We had another fine and sunny day today with light winds, just perfect for cycling.  The day had been provided by those amusing weather gods as they knew perfectly well that I had arranged to take my good bike into the bike shop for its annual service this morning.  I could hear them chuckling as I drove down the road to drop the bike off.

However, I had other things to do in the absence of cycling and having put the bike in for its service, I drove further south and enjoyed an informative and useful singing lesson from Mary, the now ex-musical director of our Langholm choir as she has retired from the post.  She is an excellent teacher and if I keep going, I may even become a singer.  I live in hope.

I got home about lunch time and would have gone to the Buccleuch Centre for lunch with Mrs Tootlepedal if we hadn’t remembered that it is shut on a Monday.  Instead we brought an egg roll from our corner shop and lunched modestly at home.

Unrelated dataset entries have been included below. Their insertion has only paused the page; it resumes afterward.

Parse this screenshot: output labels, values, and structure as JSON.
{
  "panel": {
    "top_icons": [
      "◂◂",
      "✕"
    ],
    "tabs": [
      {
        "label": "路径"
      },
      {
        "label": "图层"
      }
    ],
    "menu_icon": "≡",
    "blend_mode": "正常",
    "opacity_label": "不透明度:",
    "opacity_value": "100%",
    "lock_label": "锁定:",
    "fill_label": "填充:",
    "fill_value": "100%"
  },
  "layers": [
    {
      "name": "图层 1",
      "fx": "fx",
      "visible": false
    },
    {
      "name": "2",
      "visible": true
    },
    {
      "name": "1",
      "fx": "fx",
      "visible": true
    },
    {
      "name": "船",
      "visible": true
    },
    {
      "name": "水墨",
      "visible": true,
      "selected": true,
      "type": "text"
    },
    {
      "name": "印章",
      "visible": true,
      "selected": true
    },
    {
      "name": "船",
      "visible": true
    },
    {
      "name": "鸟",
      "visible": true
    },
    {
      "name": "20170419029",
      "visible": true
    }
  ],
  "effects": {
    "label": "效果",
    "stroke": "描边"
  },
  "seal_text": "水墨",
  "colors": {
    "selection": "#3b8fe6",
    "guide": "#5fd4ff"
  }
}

After lunch, I suggested that Mrs Tootlepedal might enjoy a ten mile cycle ride using the newly repaired Tarras road and was delighted when she agreed.  We set off for a gentle excursion with wild flowers in mind.

It is an undulating route with plenty of slow sections were there is time to scan the verges…

yellow wild flowers tarras road

The hawkweed was very prolific at one point and as it was on the longest of the hills, I was happy to stop and take a picture while Mrs Tootlepedal headed ever upwards.

yellow hawkweed

I caught up with her in time to catch her enjoying the smooth surface on the newly repaired road…

Ally on new road tarras

..and she rolled on down the hill and took a moment to admire the view from the bridge at the bottom.

tarras bridge

This was the view that she was admiring.

tarras cascade

As we went up out of the valley on the other side of the bridge, we were going slowly enough to note tightly wound thistle buds, cheerful daisies, baleful horsetail and a fine grass, possibly Yorkshire Fog.

dull wild flowers

And it was here that we saw the best treat of the day, a lone orchid.

first orchid

When we got to Claygate, we headed on down the hill….

going down to Byreburn

…and did a little gentle off road cycling along the track beside the Byre Burn.

fairy loup track june

Normally it is illegal for a man with a camera to pass the Fairy Loup waterfall, which is beside this track, without stopping to take a picture, but the leaves on the trees are so lush at the moment that I could hear the waterfall but I couldn’t see it at all today.

We got down to the Esk at Hollows and took the old A7 bike route home.  We had passed many wild geraniums on our way and I took this picture to represent them all.

wild gernanium

Before we set out, I had asked Mrs Tootlepedal to keep a special eye out for ragged robin as I thought it was about the right time to see this pretty plant, and she duly spotted a clump near Irvine House.

ragged robin

I was keeping my special eye out for yellow rattle and not far from the ragged robin, I was rewarded with a sighting.

yellow rattle

I looked it up when I got home and can tell you that Rhinanthus minor, the yellow rattle, little yellow rattle, hayrattle or cockscomb, is a flowering plant in the genus Rhinanthus in the family Orobanchaceae, native to Europe, northern North America, and Western Asia.  I thought that you might like to know that.  There is obviously a lot of it about.

yellow rattle (2)

Nearby, a clump of vetch was playing host to a large number of bees.

bees omn vetch

My final picture from the outing was this set of developing larch cones….

three larch cones

…taken just before we joined the main road for the last couple of miles home when we were too busy thinking about passing cars to worry about wild flowers.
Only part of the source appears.